Yancanelo was our first tour of an olive press to see how olive oil is made.
We first stepped into a museum of old equipment used in the last century. Some of the trees on the property are over a hundred years old. Though they say that the older trees produce less olives (don't we older folk know it), thus are always renovating the areas by planting newer trees in areas where they can divide the 6 different varieties.
This is a very old press. Those stones were used to roll over the olives and crush them. When making olive oil, the seed and everything is crushed.
The crushed paste is then put in this machine where the oil is starting to be separated from the left over paste. Seventy-five percent of the mixture is water. It is seperated by gravity. The oil floating to the top and overflowing into another machine. The round mat (you can see the holes better in the photo above) is very interesting. The paste (seed pieces and all) are smashed into the holes of this mat, then these mats are moved to the next machine below.
Each of these mats has the crushed olive paste inside. They are layered in this machine and then with force are pressed until the remaining oil is separated.
This is one of the methods of producing the very best (concentrated) olive oil. These little fingers on the ends of these metal layers act like knives. Imagine if you had a glass of olive oil floating above water and you pull a knife through it and lift it out- the oil stays on the knife and drips down the knife. This machine is like that.
Mr. Llama eating his lunch. Llamas are not as nice as the guanaco's found here.
These are the vineyards that produce the grapes to make balsamic vinegar. The type of grape is very aromatic and way too strong to be used for a wine. They sell the vinegar in the store under their label.
They had a fire many years ago and destroyed a portion of the olive grove (accident). This is one of the stumps. What interested me was the way they grafted in the branches of another tree on the sides of the century old stump. It is again flourishing and producing olives (you can only imagine the gospel application).
After the tour, they served us products from their store. That is soda in the glass not wine. Pepsi is about the only diet drink they sell down here.
Driving to zone conference in San Rafael. One of the most beautiful areas in the mission.
We were an hour late for our interviews. This truck was loaded with canned goods, which were scattered all over the highway. We were all routed over to the other side of the highway and then back.

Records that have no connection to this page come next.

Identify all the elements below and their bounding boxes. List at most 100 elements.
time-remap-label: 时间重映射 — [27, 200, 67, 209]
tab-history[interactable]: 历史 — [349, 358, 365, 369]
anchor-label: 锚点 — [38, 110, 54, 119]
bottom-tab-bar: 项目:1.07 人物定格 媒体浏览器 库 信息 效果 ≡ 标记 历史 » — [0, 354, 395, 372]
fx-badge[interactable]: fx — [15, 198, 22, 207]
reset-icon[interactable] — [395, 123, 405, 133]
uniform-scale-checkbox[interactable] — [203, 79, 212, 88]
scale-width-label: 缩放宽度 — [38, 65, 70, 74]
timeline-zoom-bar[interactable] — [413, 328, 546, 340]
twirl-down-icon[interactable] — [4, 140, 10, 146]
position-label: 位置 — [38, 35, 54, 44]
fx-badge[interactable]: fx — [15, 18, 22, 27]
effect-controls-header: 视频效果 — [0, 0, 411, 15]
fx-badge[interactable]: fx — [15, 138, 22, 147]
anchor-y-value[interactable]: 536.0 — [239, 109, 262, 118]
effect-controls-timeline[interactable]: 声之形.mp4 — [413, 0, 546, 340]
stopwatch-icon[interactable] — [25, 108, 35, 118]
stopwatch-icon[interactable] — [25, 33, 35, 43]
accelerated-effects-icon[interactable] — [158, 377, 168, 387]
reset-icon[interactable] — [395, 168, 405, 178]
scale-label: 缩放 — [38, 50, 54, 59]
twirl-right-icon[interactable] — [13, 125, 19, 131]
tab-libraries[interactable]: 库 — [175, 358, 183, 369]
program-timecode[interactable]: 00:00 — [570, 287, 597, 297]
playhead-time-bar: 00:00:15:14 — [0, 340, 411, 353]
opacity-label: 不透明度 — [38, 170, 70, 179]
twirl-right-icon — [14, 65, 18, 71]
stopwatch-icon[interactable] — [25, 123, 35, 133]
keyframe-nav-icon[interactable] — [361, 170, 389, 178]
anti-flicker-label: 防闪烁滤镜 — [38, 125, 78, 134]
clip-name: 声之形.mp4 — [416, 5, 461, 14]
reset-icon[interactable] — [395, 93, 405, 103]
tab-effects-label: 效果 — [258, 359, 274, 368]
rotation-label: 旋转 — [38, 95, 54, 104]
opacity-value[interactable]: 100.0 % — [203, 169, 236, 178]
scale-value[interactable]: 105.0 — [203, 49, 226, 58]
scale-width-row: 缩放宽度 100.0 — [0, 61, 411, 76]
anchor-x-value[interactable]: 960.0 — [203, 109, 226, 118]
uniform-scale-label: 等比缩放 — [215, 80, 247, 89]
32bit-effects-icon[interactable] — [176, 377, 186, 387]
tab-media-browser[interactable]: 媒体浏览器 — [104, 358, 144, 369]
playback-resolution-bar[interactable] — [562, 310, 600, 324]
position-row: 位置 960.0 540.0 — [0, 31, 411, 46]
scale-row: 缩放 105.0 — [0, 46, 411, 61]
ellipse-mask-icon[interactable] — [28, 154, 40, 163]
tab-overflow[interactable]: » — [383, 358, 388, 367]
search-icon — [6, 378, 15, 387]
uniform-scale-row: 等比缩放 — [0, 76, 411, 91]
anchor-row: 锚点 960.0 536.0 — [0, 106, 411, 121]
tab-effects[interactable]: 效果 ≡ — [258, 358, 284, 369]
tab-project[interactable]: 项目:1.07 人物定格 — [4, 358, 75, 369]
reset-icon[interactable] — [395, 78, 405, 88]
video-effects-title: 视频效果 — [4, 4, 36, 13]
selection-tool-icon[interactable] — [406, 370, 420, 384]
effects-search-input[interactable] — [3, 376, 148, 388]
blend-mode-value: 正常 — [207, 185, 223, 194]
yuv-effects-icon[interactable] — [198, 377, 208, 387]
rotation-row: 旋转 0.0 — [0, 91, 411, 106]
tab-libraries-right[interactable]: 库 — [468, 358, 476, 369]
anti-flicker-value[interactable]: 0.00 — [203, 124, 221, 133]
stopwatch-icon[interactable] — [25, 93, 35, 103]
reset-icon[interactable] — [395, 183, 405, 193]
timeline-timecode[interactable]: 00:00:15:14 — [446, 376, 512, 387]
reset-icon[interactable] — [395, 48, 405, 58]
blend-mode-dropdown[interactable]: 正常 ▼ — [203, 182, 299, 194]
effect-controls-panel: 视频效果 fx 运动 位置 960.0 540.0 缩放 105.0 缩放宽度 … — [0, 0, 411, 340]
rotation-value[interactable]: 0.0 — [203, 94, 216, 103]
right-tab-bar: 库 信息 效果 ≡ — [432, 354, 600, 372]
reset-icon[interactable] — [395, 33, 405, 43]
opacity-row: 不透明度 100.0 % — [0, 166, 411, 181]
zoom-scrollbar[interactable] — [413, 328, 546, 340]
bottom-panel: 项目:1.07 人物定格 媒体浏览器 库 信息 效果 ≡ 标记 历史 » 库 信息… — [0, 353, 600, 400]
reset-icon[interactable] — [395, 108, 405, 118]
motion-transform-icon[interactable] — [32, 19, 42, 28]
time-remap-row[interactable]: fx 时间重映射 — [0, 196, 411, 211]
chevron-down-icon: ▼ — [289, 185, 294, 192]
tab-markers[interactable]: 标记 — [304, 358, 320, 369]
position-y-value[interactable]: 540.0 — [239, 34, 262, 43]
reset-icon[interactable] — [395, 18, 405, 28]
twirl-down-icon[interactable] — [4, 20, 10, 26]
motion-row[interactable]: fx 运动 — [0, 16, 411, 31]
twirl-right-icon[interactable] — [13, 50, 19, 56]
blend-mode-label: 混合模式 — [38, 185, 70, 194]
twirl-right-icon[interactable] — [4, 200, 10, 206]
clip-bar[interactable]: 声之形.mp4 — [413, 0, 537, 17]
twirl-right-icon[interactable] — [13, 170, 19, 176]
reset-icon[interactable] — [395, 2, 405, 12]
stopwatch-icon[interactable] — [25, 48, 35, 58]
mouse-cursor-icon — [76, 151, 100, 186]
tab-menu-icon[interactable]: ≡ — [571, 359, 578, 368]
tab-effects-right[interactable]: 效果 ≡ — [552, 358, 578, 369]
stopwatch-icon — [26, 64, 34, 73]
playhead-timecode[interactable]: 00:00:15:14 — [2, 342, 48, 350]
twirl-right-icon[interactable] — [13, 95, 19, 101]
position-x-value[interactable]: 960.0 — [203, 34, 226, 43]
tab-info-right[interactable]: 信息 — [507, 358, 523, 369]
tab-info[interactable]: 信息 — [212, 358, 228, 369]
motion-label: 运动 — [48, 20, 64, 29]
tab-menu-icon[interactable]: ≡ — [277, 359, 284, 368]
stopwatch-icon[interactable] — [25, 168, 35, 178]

A family who had gone inactive in Villa Mercedes, who came back to church that Sunday. They wanted to meet us on the highway as we got back on to travel to San Luis. The man had made bread for Elder Martin (our assistant) who had participated in his baptism. An Elder Peralta baptism.
Elder Martin and Cardus in front of the earthquake memorial in San Juan in 1944, which killed 12,000 people and wiped out the city. All of the beautiful colonial buildings were destroyed. We live in the earthquake zone along the Andes Mountains.
Elder Martin in the donkey cart with the 12 year old boy. He lives along the highway to San Juan. Elder Martin asked him if he knew where the United States was or Europe or any other country besides Argentina. The boy must not be educated in a school because he knew nothing of the outside world.
On their way to no where. Notice the difference in the size of the wheels. This young boy probably thinks he is the luckiest boy in the world to have this little cart.